И я пошел домой. И по дороге все думал об этом случае, постепенно приходя к умозаключению, что учителя такие же люди, как и мы с вами, а некоторые из них бывают даже добрые и способные по-человечески отнестись к своему ближнему, даже если этот ближний — простой мальчишка. Спасибо ему. Я, правду сказать, писал тогда уже грамотно, потому что много читал. Читая же, попросту запоминал, как пишется каждое слово, а вот что у глаголов имеются какие-то залоги, действительный там или страдательный, а местоимения бывают возвратные, притяжательные, указательные — в этом разбирался не шибко, и, спроси меня Петр Эдуардович, я бы, наверно, ответил на двойку.
Как выяснилось со временем, Владимир Александрович тоже оказался человеком добрым и даже веселым. Когда мы стали постарше, он даже любил пошутить с нами. Так, вызывая ученика к доске, он говорил, к примеру:
«Ну-с… — И тут же добавлял: — Хотя „нус“ по-немецки „орех“, а по-русски это значит: „Ну-с, молодой человек, что нам на сегодня задано?“».
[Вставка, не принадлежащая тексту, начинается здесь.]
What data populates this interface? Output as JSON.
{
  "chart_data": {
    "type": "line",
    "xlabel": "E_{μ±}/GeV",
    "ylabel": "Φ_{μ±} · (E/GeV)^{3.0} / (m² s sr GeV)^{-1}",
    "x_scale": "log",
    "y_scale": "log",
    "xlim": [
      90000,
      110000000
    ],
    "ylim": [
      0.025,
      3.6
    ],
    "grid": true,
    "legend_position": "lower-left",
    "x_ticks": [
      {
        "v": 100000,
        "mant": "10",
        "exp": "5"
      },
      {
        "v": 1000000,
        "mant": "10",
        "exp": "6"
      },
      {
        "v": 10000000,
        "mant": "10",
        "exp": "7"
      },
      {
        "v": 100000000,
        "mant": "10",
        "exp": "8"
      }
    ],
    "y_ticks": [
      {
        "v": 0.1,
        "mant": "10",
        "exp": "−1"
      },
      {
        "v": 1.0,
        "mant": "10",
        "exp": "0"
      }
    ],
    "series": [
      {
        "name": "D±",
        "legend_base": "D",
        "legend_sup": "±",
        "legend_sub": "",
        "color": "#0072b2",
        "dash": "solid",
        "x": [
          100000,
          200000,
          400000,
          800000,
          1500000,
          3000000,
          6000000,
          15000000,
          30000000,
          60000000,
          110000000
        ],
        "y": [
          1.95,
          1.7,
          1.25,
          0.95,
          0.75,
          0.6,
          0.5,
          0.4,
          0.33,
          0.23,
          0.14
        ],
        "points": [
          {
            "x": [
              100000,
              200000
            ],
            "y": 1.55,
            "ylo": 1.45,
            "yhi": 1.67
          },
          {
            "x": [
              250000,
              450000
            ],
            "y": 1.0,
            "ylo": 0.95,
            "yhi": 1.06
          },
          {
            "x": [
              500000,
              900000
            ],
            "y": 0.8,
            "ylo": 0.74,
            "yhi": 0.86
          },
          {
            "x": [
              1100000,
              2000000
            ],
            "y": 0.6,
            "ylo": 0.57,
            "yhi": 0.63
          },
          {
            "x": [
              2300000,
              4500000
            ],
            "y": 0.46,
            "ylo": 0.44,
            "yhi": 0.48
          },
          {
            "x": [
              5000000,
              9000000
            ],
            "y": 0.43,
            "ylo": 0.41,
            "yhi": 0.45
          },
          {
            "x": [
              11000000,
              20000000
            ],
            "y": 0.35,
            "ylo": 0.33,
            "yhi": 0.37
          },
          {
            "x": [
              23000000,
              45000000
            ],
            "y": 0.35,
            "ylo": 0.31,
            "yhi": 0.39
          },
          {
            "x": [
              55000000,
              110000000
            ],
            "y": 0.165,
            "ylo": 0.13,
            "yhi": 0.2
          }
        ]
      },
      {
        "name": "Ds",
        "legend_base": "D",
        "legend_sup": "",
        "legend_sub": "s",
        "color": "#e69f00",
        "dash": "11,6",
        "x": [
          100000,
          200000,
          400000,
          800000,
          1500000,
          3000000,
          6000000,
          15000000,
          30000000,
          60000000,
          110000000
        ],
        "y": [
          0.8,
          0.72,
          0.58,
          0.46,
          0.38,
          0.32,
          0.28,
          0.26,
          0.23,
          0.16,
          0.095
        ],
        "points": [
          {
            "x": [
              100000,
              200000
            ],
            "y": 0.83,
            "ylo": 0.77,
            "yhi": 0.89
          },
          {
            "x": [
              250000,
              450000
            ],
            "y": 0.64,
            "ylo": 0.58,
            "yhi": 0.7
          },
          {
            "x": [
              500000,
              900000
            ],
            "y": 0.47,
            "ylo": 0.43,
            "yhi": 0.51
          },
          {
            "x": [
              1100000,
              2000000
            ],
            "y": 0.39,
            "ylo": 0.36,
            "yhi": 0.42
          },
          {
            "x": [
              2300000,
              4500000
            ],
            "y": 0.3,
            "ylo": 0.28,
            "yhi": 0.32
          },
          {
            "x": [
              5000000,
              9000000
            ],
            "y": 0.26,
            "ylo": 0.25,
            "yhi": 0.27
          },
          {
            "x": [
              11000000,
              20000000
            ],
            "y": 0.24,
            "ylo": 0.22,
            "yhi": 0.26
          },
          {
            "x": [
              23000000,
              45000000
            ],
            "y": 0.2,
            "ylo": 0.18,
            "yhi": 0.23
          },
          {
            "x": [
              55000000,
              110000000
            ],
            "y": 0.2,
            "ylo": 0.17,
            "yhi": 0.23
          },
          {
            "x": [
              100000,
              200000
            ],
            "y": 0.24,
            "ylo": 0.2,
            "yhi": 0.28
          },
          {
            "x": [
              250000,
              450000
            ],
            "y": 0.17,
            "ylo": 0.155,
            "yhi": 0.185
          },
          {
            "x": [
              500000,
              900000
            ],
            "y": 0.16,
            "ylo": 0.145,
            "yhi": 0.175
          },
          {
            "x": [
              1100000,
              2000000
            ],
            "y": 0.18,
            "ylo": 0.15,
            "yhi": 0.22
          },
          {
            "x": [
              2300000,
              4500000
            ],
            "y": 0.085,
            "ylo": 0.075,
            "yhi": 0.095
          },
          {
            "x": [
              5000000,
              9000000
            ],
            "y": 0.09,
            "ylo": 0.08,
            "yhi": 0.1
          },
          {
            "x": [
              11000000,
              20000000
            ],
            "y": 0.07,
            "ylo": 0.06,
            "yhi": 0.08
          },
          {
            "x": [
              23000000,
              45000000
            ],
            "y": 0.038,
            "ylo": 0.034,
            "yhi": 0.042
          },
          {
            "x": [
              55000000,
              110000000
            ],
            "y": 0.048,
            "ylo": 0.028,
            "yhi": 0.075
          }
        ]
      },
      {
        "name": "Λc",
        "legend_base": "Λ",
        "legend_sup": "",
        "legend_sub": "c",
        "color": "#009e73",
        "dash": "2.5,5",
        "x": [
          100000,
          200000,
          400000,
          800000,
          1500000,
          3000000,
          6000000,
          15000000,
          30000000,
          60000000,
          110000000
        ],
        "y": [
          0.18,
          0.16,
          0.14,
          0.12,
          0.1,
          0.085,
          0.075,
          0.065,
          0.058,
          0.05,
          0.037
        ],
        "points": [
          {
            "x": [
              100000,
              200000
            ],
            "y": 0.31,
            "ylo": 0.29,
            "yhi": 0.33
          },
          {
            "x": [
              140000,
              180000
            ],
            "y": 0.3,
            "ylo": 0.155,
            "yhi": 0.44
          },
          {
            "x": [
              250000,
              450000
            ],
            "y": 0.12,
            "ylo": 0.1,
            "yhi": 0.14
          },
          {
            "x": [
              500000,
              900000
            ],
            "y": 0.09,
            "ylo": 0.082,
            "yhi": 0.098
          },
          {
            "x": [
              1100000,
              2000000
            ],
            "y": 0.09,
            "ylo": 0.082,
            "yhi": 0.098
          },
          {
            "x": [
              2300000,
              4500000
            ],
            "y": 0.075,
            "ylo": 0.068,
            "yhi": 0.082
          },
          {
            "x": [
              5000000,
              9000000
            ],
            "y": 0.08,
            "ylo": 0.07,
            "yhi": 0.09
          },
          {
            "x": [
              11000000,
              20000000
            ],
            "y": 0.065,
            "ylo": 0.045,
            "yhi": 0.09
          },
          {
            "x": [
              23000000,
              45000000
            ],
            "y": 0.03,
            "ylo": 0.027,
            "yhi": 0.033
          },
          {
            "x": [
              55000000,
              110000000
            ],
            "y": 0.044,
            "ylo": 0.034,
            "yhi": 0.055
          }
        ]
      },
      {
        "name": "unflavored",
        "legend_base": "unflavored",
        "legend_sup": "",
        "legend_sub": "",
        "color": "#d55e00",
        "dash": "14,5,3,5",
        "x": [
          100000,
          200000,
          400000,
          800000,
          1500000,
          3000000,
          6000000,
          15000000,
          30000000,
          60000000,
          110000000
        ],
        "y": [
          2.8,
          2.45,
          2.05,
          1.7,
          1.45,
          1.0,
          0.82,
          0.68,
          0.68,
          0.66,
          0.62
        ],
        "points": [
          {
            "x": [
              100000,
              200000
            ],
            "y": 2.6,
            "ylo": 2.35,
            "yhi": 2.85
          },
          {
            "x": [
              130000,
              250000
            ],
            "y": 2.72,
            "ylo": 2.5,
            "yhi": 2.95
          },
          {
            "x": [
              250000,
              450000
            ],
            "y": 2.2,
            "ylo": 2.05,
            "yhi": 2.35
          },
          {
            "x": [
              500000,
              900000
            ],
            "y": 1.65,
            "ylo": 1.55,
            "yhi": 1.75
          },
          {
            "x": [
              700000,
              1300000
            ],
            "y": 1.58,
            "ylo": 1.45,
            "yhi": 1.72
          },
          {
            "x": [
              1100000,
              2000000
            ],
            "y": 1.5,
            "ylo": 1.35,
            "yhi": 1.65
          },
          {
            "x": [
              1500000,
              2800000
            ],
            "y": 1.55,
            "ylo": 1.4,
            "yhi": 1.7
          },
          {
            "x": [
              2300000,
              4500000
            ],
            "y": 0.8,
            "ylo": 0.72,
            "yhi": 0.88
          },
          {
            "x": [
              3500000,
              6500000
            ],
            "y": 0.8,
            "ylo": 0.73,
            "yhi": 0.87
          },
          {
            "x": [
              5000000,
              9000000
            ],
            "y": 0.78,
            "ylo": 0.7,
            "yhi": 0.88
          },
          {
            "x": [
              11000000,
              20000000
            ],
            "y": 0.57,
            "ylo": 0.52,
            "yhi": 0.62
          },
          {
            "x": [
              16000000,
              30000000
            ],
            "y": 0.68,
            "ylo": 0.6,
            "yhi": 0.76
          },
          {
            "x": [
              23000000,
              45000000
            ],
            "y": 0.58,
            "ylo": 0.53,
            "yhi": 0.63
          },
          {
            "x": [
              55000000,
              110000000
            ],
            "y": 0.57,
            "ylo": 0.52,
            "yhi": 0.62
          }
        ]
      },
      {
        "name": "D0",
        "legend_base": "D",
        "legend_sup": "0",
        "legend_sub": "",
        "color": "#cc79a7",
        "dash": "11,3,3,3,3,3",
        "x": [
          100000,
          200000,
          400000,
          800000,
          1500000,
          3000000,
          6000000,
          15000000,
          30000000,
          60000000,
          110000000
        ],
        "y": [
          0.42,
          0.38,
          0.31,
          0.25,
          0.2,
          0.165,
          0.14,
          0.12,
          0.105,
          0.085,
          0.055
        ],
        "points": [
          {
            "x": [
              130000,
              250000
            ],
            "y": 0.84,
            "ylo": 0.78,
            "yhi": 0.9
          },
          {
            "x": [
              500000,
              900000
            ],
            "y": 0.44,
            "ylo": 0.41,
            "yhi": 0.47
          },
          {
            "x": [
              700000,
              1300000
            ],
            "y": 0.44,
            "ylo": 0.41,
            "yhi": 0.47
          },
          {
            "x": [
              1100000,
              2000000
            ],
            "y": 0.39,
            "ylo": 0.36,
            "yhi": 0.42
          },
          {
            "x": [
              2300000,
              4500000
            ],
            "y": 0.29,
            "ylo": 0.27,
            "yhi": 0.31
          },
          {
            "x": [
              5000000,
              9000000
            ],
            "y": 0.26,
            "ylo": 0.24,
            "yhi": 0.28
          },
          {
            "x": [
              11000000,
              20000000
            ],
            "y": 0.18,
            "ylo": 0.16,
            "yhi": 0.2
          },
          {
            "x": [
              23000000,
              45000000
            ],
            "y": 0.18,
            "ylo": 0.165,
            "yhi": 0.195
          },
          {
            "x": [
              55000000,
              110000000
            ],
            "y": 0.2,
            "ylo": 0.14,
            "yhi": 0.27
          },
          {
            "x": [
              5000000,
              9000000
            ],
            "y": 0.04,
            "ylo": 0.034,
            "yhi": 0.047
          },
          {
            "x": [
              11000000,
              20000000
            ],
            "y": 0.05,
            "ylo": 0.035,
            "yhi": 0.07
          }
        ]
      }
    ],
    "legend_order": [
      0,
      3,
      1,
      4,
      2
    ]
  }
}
В такой шутливой манере он разговаривал с нами, а если приходилось к случаю, то мог даже рассказать анекдот. Услышав однажды от кого-то из учеников нелепейший ответ, он рассказал анекдот, как один маленький мальчик увидел огромный артиллерийский снаряд, размером в человеческий рост, и сказал: «Вот такая штука если попадет тебе в голову, то навеки будешь калека». Не помню уже, к чему этот анекдот был рассказан, но было очень смешно.